Cincinnati's current property tax millage is 9.82 mills, which includes 5.36 mills for debt service and 4.46 mills for the General Fund's operating budget.

The city charter authorizes a millage rate for the operating budget of up to 6.1 mills without a vote. Since 1999, however, some council members have successfully pushed to roll back the rate to offset increases in property values and keep the level of taxes paid by property owners steady from one year to the next.

Most cities and counties routinely roll back property tax rates, but Cincinnati charged the maximum rate for more than four decades until the practice was challenged by then-Councilman Phil Heimlich, a Republican.

With the rollback, the owner of a $100,000 home saves about $15 annually in taxes. Rollback opponents say the modest savings aren't significant compared with the rollback's cumulative impact on the budget.

Based on the voting records of incumbents and previous comments made in public forums, it's believed council could be split 4-4 on the rollback, with Republican Charlie Winburn providing the swing vote.

The property tax is the third-largest revenue source in the city's budget, providing 8.7 percent of the General Fund's revenue this year.

Cincinnati's 2.1 percent income tax is the largest source, providing 64.4 percent of the General Fund's revenue; revenue that the city shares with the state of Ohio — including the estate tax — is the second-largest source, providing 12 percent.

Meanwhile, Dohoney's document also makes estimates about future staffing levels of the Police and Fire Departments and how many personnel will leave due to the Deferred Retirement Option Program (DROP).
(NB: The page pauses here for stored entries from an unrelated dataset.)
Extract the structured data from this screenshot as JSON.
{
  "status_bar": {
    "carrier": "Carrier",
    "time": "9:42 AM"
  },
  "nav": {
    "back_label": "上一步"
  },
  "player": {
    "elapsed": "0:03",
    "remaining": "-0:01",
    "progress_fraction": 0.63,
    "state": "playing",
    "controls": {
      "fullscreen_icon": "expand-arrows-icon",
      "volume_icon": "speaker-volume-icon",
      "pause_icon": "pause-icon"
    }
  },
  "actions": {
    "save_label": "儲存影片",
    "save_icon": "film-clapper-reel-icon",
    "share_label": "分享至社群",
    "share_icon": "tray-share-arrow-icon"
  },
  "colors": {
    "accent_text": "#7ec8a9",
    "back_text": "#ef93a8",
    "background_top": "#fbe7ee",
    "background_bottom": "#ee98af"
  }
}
Under the program, police officers and firefighters can maximize their pension benefits by sticking around until they become fully vested.

For example, as CityBeat reported in February 2009, Police Chief Thomas Streicher Jr. becomes fully vested in 2011. Shortly after Streicher appeared today on Bill Cunningham's talk show, WLW (700 AM) reported that Streicher will retire in March 2011, although the city's spokeswoman had no comment.

Dohoney estimates that the Police Department will begin 2011 with a staffing level of 1,066 sworn personnel and end the year with 1,020 if no budget cuts are made. Of the number departing, 34 would leave under DROP and 12 due to normal attrition.

The Police Department's ending number is 113 positions under the council-authorized maximum level of 1,133 sworn personnel. The amount can't fall below 946 positions in order to comply with a federal grant accepted by the city in 2009; if so, the grant must be repaid. (The grant prevented the layoffs of 50 officers.)

That means up to 74 officers potentially could be laid off to help avoid a deficit. Council, however, has generally indicated it prefers other cuts rather than laying off officers.

If no police recruit classes are held in 2012, the department would end that year with 979 sworn positions. Dohoney recommends holding one recruit class, though, to ensure the 2013 staffing level doesn't fall below the minimum required by the grant.

The Fire Department is estimated to begin 2011 with 826 sworn personnel and end the year with 778 unless federal grants are won. Of the number departing, 35 will leave under DROP and 13 due to normal attrition.

Estimated retirements under DROP will the city to make a $3.3 million lump sum payment for police departures and $1.5 million for fire departures.

Of that amount, $929,000 will be paid to Streicher upon retirement and $905,000 to Fire Chief Robert Wright when he likely retires next year.

Dohoney's document also mentions potential revenue generated by the new casino that will be built at Broadway Commons. The local casino is expected to be completed and open in 2012, but the city won't receive the full amount of a tax on gross casino revenues until all four Ohio casinos are operational.

A consultant estimates the city will receive $19.2 million in 2013 and $20.4 million in 2014.